Go To Section
Maidstone
Double Member Borough
Available from Boydell and Brewer
Background Information
Right of Election:
in the freemen
Number of voters:
about 1,000
Elections
Date | Candidate | Votes |
---|---|---|
16 Apr. 1754 | Gabriel Hanger | 573 |
Heneage Finch, Lord Guernsey | 572 | |
Abraham Hume | 352 | |
6 Dec. 1757 | Savile Finch vice Guernsey, called to the Upper House | |
28 Mar. 1761 | Rose Fuller | 483 |
William Northey | 452 | |
Gabriel Hanger | 440 | |
18 Mar. 1768 | Charles Marsham | 697 |
Robert Gregory | 433 | |
Mr. Annesley | 331 | |
8 Oct. 1774 | Sir Horatio Mann | 541 |
Heneage Finch, Lord Guernsey | 456 | |
Robert Gregory | 225 | |
16 May 1777 | Charles Finch vice Guernsey, called to the Upper House | 235 |
Charles Stanhope, Visct.

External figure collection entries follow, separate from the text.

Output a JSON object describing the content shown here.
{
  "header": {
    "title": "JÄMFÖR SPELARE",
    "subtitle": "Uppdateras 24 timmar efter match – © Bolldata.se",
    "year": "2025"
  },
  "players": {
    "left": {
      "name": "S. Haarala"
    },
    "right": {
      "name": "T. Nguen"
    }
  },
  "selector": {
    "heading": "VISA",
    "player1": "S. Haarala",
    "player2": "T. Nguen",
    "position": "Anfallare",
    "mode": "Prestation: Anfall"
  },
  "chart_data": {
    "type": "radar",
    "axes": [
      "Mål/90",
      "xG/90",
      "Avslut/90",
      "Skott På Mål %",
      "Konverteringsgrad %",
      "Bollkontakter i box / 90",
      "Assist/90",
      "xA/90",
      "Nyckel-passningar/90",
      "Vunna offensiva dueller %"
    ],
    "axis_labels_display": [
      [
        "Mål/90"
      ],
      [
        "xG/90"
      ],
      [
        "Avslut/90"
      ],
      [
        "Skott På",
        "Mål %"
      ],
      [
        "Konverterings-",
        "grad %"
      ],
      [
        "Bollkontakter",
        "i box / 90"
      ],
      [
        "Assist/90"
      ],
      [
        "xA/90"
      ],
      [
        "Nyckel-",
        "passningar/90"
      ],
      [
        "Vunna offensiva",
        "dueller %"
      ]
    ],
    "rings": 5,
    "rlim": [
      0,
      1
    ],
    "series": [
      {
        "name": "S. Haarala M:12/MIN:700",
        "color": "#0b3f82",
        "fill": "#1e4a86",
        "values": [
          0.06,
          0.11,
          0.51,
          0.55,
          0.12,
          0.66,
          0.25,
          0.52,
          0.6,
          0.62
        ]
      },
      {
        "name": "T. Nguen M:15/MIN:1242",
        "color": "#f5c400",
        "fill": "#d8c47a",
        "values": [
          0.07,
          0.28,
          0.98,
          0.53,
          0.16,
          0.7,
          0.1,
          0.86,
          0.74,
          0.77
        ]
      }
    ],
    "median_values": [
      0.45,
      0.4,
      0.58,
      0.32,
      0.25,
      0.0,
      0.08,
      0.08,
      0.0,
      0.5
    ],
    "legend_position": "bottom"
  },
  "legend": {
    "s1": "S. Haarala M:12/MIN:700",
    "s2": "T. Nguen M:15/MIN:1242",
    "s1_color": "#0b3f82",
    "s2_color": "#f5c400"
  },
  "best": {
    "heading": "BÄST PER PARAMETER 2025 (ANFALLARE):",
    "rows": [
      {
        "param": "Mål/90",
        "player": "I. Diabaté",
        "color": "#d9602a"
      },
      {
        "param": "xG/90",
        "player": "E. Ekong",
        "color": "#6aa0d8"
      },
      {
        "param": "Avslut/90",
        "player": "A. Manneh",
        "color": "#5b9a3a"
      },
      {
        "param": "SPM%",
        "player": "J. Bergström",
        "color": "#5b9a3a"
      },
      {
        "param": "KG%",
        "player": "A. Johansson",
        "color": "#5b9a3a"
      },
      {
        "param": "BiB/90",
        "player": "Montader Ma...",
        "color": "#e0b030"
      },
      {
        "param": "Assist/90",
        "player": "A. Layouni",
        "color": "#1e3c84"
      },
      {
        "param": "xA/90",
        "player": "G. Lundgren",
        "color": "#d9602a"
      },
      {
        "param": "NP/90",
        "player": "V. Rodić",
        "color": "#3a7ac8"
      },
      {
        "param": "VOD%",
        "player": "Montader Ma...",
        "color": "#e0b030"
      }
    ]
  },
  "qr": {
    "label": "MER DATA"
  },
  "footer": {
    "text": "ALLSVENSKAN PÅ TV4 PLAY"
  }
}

Mahon | 28 | |
8 Sept. 1780 | Sir Horatio Mann | 558 |
Clement Taylor | 399 | |
Charles Finch | 362 | |
2 Apr. 1784 | Clement Taylor | 406 |
Gerard Edwards | 393 | |
William Geary | 324 | |
14 July 1788 | Matthew Bloxham vice Edwards, vacated his seat | 328 |
George Byng | 307 |
Main Article
At Maidstone Lord Aylesford and Lord Romney both had an old-established interest; there was a strong independent party, nurtured by the Dissenters (in 1809 estimated at nearly half the borough); and a minor Government interest from the dockyards at Rochester, Chatham, and Deptford.
At every election between 1754 and 1777 the Aylesford interest returned a candidate, and the Romney interest in 1754, 1761, and 1768. In 1780 the Aylesford candidate was beaten and both Members were local independent men: Mann a landowner, and Taylor a manufacturer. In 1792 Oldfield described the borough as divided between two parties, ‘the one attempting to compliment the minister with the nomination of its Members, the other equally zealous in maintaining the independence of its constitutional rights’. John Brenchly, a Maidstone brewer and partner in a Southwark bank, led the ministerial party, and Taylor the independents.